Daha çok bildiğini zannettikçe daha az huşu, merak, saygı, sevgi duyarsın.
Varoluş o zaman sönük, tatsız görünür; artık içinde sırlar yoktur.
Elbette dışta sır kalmadığı zaman, içte de şiir olmaz. İkisi birlikte yürür, paraleldir: dışta sır, içte şiir.
Din meraktan doğar, merakla yaşar. Din merakla başlar ve daha fazla merakla son bulur.
Felsefeyle din arasındaki fark budur; her ikisinin de başlangıcı meraktadır, fakat sonra yolları ayrılır.

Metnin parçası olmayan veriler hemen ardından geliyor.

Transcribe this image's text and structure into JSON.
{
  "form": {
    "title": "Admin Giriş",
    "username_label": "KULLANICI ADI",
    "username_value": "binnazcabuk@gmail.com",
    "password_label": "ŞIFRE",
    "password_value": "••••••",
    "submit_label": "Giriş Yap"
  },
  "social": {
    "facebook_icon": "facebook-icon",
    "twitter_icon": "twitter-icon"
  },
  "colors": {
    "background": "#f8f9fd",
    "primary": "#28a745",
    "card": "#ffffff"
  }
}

Din sırları incelemeye başlar ve o sırların derinlere indiğini fark eder. Ne kadar çok bilirsen, o kadar az bilirsin ve bilginin son noktası cehalettir.
Tamamen cahilleşir, hiçbir şey bilmezsin. Bir masumiyet haline erişilir.

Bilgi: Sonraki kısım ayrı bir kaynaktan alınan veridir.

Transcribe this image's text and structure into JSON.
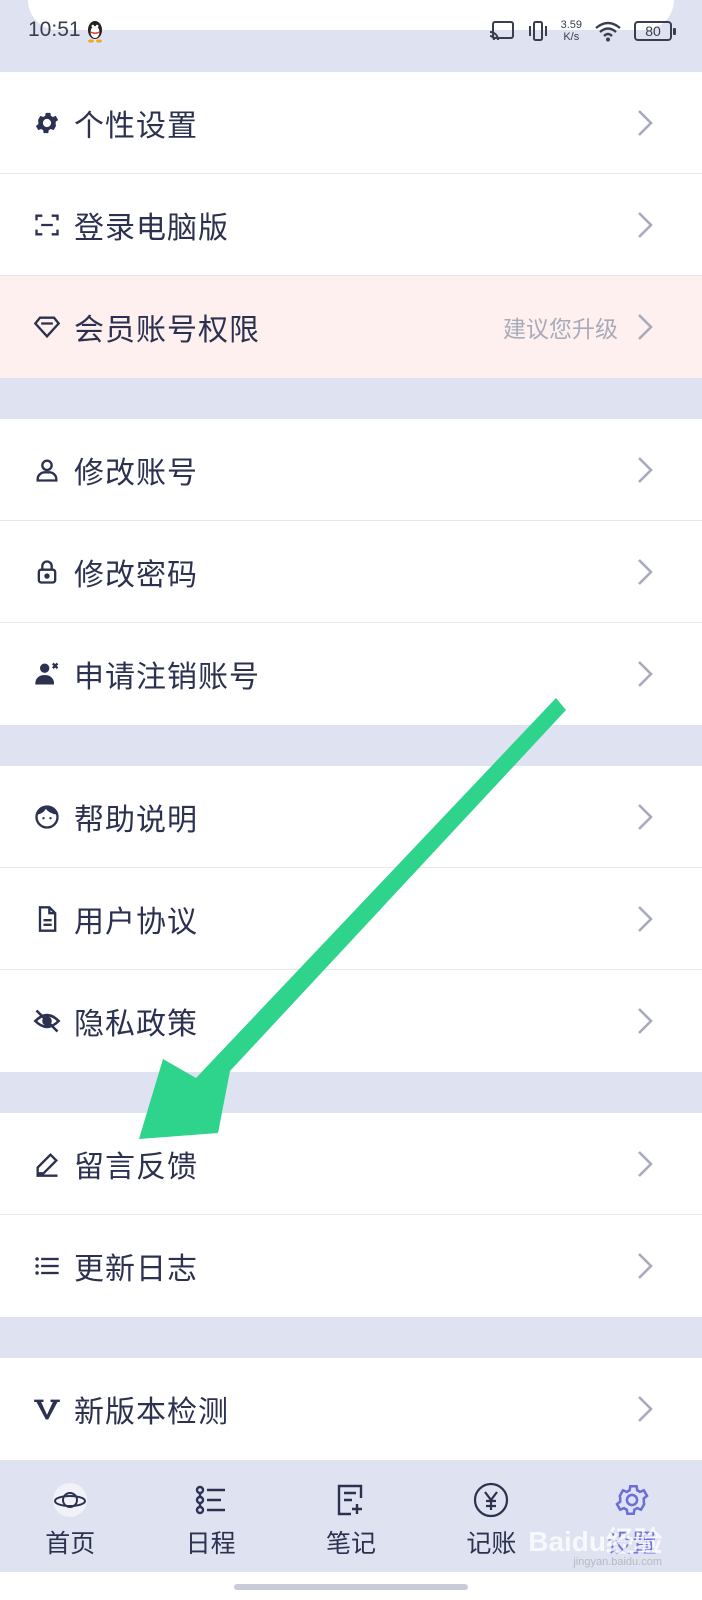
{
  "status_bar": {
    "time": "10:51",
    "net_speed_value": "3.59",
    "net_speed_unit": "K/s",
    "battery": "80"
  },
  "menu": {
    "groups": [
      {
        "items": [
          {
            "label": "个性设置",
            "icon": "gear-icon"
          },
          {
            "label": "登录电脑版",
            "icon": "scan-frame-icon"
          },
          {
            "label": "会员账号权限",
            "icon": "diamond-icon",
            "hint": "建议您升级"
          }
        ]
      },
      {
        "items": [
          {
            "label": "修改账号",
            "icon": "user-icon"
          },
          {
            "label": "修改密码",
            "icon": "lock-icon"
          },
          {
            "label": "申请注销账号",
            "icon": "user-remove-icon"
          }
        ]
      },
      {
        "items": [
          {
            "label": "帮助说明",
            "icon": "face-help-icon"
          },
          {
            "label": "用户协议",
            "icon": "document-icon"
          },
          {
            "label": "隐私政策",
            "icon": "eye-off-icon"
          }
        ]
      },
      {
        "items": [
          {
            "label": "留言反馈",
            "icon": "pencil-icon"
          },
          {
            "label": "更新日志",
            "icon": "list-icon"
          }
        ]
      },
      {
        "items": [
          {
            "label": "新版本检测",
            "icon": "v-letter-icon"
          }
        ]
      }
    ]
  },
  "tabbar": {
    "tabs": [
      {
        "label": "首页",
        "icon": "planet-icon"
      },
      {
        "label": "日程",
        "icon": "schedule-icon"
      },
      {
        "label": "笔记",
        "icon": "note-icon"
      },
      {
        "label": "记账",
        "icon": "yuan-icon"
      },
      {
        "label": "设置",
        "icon": "settings-gear-icon",
        "active": true
      }
    ]
  },
  "watermark": {
    "text": "Baidu经验",
    "url": "jingyan.baidu.com"
  },
  "colors": {
    "background": "#dfe2f0",
    "row": "#ffffff",
    "vip_row": "#fdf0ee",
    "text": "#2c3150",
    "hint": "#a8abbb",
    "accent": "#6b6fd6",
    "arrow": "#2ed38c"
  }
}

O masumiyet halinde, şiir mükemmelliğe ulaşır. O şiir, dindir.
Felsefe dine karşıdır; felsefecilerin söylemeye devam ettikleri şeye rağmen.

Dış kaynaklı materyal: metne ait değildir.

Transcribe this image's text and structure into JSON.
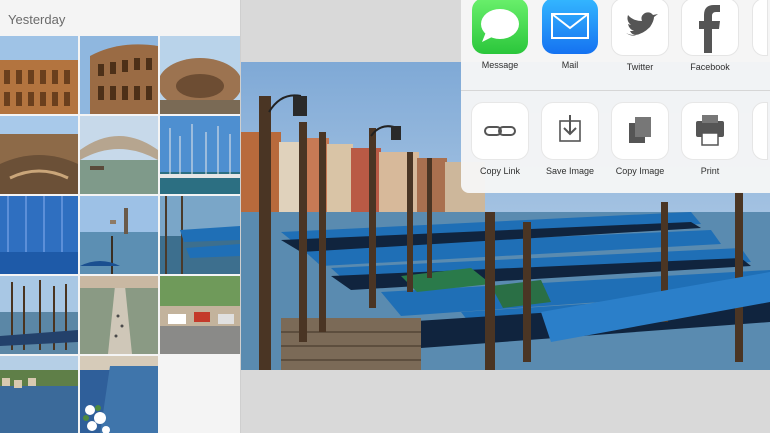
{
  "photos": {
    "section_title": "Yesterday",
    "thumbnails": [
      {
        "icon": "colosseum-photo"
      },
      {
        "icon": "colosseum-arches-photo"
      },
      {
        "icon": "colosseum-aerial-photo"
      },
      {
        "icon": "colosseum-interior-photo"
      },
      {
        "icon": "bridge-photo"
      },
      {
        "icon": "harbor-masts-photo"
      },
      {
        "icon": "blue-gondolas-photo"
      },
      {
        "icon": "venice-lagoon-photo"
      },
      {
        "icon": "gondolas-dock-photo"
      },
      {
        "icon": "gondola-poles-photo"
      },
      {
        "icon": "charles-bridge-photo"
      },
      {
        "icon": "street-cars-photo"
      },
      {
        "icon": "canal-houses-photo"
      },
      {
        "icon": "canal-flowers-photo"
      }
    ]
  },
  "share_sheet": {
    "apps": [
      {
        "label": "Message",
        "icon": "messages-icon"
      },
      {
        "label": "Mail",
        "icon": "mail-icon"
      },
      {
        "label": "Twitter",
        "icon": "twitter-icon"
      },
      {
        "label": "Facebook",
        "icon": "facebook-icon"
      }
    ],
    "actions": [
      {
        "label": "Copy Link",
        "icon": "link-icon"
      },
      {
        "label": "Save Image",
        "icon": "save-image-icon"
      },
      {
        "label": "Copy Image",
        "icon": "copy-image-icon"
      },
      {
        "label": "Print",
        "icon": "print-icon"
      }
    ]
  },
  "colors": {
    "gondola_cover": "#1f6fb6",
    "sky": "#a9c6e6",
    "water": "#5a8bb0",
    "messages_green": "#3ad24a",
    "mail_blue": "#1f8cf7"
  }
}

Aslında dinsel bir felsefe olamaz; bütün felsefeler dine karşıdır; çünkü bütün felsefeler bilgiyi arar, oysa din olmayı araştırır.
Bunlar taban tabana zıt boyutlardır: bilgi yüzeyseldir, çevreyle ilgilidir; olmak merkezidir, esastır.
Olmak senin yok olman demektir, bilgi senin çok fazla var olman demektir.
Bilgi bir ego yolculuğudur, olmak egosuzluktur.